Paul Simon is not on my Top 10 list of favorite artists, but even I can appreciate the achievement that is Graceland.

So what did I do with the money from the sale of my records? What do you think? I bought CDs!

Random 1986 Sexually Ambiguous Danceable Doofuses of the Day
Book of Love, Book of Love
LA might’ve been Ground Zero for big fluffy danceable-and-forgettable faux-New Wave zero-calorie pop confections. Exhibit A: Book of Love, a group that scored in 1986 with three songs off their debut: “I Touch Roses,” “Modigliani (Lost in Your Eyes”), and “Boy” (where the crucial lyric reads, “Boy, uh huh, boy, uh huh/Boy, uh huh, boy, uh huh”). Actually I kinda like that one.

I can only describe them by comparing them with their big fluffy contemporaries. Book of Love is a poor man’s Orchestral Maneuvers in the Dark, or a funky version of The Spoons. They pick up where Missing Persons left off, though I can’t say what they found that Missing Persons was missing. They borrowed Erasure’s grooves but dropped the histrionics. Bonus: When all three of the women in Book of Love sing together, they come close to Joan Jett!
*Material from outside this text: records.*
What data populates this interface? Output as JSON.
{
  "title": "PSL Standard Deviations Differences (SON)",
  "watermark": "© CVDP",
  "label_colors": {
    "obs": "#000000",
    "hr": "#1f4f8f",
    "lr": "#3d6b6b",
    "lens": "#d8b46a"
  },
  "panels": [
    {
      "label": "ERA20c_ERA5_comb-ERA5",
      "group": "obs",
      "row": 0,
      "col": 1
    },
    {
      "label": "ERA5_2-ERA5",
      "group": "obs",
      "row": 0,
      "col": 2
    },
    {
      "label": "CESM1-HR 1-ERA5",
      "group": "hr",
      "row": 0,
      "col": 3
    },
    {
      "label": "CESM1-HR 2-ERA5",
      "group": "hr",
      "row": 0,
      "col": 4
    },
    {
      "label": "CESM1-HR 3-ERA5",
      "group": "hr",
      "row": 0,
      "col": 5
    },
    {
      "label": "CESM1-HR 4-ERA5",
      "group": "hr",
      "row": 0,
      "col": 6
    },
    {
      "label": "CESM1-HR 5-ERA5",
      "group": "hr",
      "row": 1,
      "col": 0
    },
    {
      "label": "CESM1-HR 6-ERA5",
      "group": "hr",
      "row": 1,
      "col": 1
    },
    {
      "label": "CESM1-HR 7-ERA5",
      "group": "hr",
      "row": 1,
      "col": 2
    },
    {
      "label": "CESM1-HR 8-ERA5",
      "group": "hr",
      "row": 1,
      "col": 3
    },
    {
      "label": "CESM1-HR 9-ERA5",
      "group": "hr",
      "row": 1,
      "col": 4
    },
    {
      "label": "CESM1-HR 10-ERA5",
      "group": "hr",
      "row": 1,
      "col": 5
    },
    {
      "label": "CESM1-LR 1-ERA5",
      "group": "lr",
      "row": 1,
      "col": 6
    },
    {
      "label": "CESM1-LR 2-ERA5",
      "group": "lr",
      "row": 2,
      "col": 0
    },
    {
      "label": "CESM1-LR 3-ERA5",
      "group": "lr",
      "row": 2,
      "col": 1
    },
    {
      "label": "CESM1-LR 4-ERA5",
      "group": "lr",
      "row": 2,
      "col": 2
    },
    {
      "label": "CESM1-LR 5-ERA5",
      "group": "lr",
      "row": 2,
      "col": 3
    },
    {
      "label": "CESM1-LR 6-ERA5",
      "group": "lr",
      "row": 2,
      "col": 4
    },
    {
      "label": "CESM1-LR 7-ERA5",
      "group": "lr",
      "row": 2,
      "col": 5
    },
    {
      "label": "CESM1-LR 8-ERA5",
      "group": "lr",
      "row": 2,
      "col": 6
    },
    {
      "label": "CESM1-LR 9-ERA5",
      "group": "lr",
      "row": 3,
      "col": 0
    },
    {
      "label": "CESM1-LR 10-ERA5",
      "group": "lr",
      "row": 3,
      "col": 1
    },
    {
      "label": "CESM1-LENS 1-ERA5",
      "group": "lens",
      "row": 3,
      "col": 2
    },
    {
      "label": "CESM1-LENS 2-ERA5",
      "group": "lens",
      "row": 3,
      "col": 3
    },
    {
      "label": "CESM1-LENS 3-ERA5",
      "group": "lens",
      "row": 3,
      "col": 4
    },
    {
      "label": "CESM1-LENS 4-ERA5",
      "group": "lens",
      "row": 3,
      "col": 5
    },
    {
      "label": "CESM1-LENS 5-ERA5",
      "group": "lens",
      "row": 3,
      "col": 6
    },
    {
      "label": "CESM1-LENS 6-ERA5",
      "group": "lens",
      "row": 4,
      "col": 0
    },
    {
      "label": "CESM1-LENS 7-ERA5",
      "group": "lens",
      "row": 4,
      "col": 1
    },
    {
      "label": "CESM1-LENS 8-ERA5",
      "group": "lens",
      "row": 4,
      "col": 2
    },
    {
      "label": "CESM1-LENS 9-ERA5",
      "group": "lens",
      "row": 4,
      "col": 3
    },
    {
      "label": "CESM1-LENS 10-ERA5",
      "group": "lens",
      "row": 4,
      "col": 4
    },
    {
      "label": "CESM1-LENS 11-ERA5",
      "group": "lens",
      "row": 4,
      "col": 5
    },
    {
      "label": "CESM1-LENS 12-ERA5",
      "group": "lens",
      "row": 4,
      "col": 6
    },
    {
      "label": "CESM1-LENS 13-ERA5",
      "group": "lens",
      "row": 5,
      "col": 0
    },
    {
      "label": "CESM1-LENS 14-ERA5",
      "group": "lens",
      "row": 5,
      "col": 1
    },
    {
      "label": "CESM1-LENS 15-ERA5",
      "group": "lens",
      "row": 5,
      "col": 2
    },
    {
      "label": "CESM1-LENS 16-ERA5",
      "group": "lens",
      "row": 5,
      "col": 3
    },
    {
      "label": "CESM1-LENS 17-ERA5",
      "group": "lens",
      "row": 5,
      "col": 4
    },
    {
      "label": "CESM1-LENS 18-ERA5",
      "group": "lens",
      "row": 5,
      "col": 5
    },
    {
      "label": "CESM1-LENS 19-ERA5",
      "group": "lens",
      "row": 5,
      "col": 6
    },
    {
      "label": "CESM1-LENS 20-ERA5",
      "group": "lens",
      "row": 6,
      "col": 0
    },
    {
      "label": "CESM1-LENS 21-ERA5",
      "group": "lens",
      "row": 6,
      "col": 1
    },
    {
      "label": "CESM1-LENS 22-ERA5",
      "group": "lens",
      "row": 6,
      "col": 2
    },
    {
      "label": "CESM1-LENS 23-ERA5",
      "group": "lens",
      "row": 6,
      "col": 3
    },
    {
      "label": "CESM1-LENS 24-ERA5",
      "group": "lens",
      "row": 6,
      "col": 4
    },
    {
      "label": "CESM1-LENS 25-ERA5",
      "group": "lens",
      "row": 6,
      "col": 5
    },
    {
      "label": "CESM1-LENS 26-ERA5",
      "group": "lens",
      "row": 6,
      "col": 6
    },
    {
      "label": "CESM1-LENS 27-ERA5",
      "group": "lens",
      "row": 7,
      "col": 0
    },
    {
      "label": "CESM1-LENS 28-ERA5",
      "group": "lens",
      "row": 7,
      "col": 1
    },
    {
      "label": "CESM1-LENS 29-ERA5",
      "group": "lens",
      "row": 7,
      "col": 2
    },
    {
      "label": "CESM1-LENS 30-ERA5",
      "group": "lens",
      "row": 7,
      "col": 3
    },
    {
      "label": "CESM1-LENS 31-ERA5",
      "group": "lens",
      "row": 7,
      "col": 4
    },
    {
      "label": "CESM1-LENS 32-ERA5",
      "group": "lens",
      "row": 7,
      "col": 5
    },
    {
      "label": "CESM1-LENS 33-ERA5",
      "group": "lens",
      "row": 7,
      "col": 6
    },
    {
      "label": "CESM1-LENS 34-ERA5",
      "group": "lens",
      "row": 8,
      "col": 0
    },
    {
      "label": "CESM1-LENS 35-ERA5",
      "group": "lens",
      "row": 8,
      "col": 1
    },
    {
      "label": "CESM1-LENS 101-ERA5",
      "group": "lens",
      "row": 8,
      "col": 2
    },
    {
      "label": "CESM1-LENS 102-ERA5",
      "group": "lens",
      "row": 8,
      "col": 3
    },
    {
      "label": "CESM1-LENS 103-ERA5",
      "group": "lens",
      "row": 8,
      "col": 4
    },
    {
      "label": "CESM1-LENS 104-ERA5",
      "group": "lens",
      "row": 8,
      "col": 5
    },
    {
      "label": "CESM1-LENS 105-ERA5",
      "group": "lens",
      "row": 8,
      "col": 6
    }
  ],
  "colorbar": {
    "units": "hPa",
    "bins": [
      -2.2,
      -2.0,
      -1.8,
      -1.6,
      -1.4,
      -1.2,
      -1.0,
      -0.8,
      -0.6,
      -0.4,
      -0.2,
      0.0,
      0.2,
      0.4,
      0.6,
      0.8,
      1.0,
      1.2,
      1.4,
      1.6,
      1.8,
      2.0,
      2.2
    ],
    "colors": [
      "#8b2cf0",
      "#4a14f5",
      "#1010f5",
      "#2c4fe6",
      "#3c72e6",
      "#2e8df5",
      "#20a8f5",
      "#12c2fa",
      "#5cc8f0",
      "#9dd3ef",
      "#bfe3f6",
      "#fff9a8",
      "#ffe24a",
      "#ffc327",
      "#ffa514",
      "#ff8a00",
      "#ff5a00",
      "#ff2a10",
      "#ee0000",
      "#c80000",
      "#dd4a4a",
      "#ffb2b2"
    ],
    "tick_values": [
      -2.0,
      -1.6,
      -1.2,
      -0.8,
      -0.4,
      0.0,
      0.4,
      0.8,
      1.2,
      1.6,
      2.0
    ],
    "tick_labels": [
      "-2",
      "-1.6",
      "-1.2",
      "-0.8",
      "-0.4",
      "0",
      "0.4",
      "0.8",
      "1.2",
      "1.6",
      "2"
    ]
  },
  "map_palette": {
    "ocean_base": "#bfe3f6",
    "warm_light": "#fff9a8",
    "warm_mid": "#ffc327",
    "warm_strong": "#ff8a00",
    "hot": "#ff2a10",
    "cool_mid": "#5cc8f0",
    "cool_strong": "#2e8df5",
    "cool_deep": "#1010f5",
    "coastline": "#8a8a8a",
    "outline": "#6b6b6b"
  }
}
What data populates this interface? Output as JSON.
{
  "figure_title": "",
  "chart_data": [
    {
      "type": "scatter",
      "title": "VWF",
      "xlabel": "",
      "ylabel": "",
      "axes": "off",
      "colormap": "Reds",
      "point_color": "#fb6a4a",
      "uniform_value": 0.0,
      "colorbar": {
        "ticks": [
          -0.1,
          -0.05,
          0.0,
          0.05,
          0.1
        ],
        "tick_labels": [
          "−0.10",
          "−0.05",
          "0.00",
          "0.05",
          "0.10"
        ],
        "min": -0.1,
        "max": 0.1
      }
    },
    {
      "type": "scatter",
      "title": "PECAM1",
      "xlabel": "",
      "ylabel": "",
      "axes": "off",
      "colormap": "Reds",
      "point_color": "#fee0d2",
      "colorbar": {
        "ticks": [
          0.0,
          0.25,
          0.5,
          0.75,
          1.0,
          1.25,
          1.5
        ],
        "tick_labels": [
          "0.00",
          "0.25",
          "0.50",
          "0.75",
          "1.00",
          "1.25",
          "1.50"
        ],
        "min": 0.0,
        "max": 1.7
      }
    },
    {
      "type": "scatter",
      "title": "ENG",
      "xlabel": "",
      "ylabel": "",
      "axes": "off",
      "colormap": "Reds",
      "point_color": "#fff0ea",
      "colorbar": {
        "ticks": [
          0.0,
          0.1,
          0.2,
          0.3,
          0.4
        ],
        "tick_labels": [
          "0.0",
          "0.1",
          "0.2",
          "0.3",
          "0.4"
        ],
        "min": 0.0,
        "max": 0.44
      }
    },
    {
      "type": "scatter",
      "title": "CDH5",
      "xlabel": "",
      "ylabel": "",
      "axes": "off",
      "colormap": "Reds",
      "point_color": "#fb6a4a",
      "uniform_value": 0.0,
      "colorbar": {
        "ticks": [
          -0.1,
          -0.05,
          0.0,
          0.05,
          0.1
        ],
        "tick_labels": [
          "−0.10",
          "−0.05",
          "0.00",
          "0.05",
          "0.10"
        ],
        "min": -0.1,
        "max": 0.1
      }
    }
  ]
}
Random 1986 Pan of the Day
Depeche Mode, Black Celebration (1986)
Yes, I enjoy these guys, but come on. Every song on this disc could’ve been done better by someone else. Depeche Mode bounced back in 1987 with Music for the Masses (featuring “Behind the Wheel” and “Strangelove”).

Comments
  1. Laurel says:

    I can’t believe you only owned about a dozen LPs. Of course, you didn’t admit to the number of cassette tapes containing dubs of other people’s LPs you might have owned. (In ethno., in the 80s, everyone I knew had hundreds of cassette copies of Bismilah Khan, the Bauls of Bengal, panpipes of the Ari Ari, Inuit throat singers, etc.)

    • Run-DMSteve says:

      I don’t have any cassettes anymore either, though I see they’re making a comeback — several trendy coffee shops here in PDX have racks of ’em. But I did have cassette comps at one time, including two made by you.

      Whatever happened to Bismilah Khan? I saw him at the Showbox in ’81 right before he broke up with Chaka. The Bauls of Bengal were not really my thing, but then I don’t like family acts so I’m not an objective observer. Looking back, and without listening to them again, I’d guess that the Bauls were better than the Carpenters and the Cowsills but not as good as the Jackson 5. I’d put them about on the level of the Osmonds, or maybe early Menudo.

      Panpipes turn me on and I don’t care who knows it. Ari Ari’s best album was Jackie Oh Oh Oh. Underrated! As for the Inuit throat singers, I brushed them off for years as just another Arctic chamber-punk crossover. But then in 1995 they went on tour with Mudhoney and I saw them at Shea Stadium. My ears are still ringing. Their last album, Strep, was the only one I had on vinyl and one of the dozen I sold to Music Millennium. I kept the poster, though.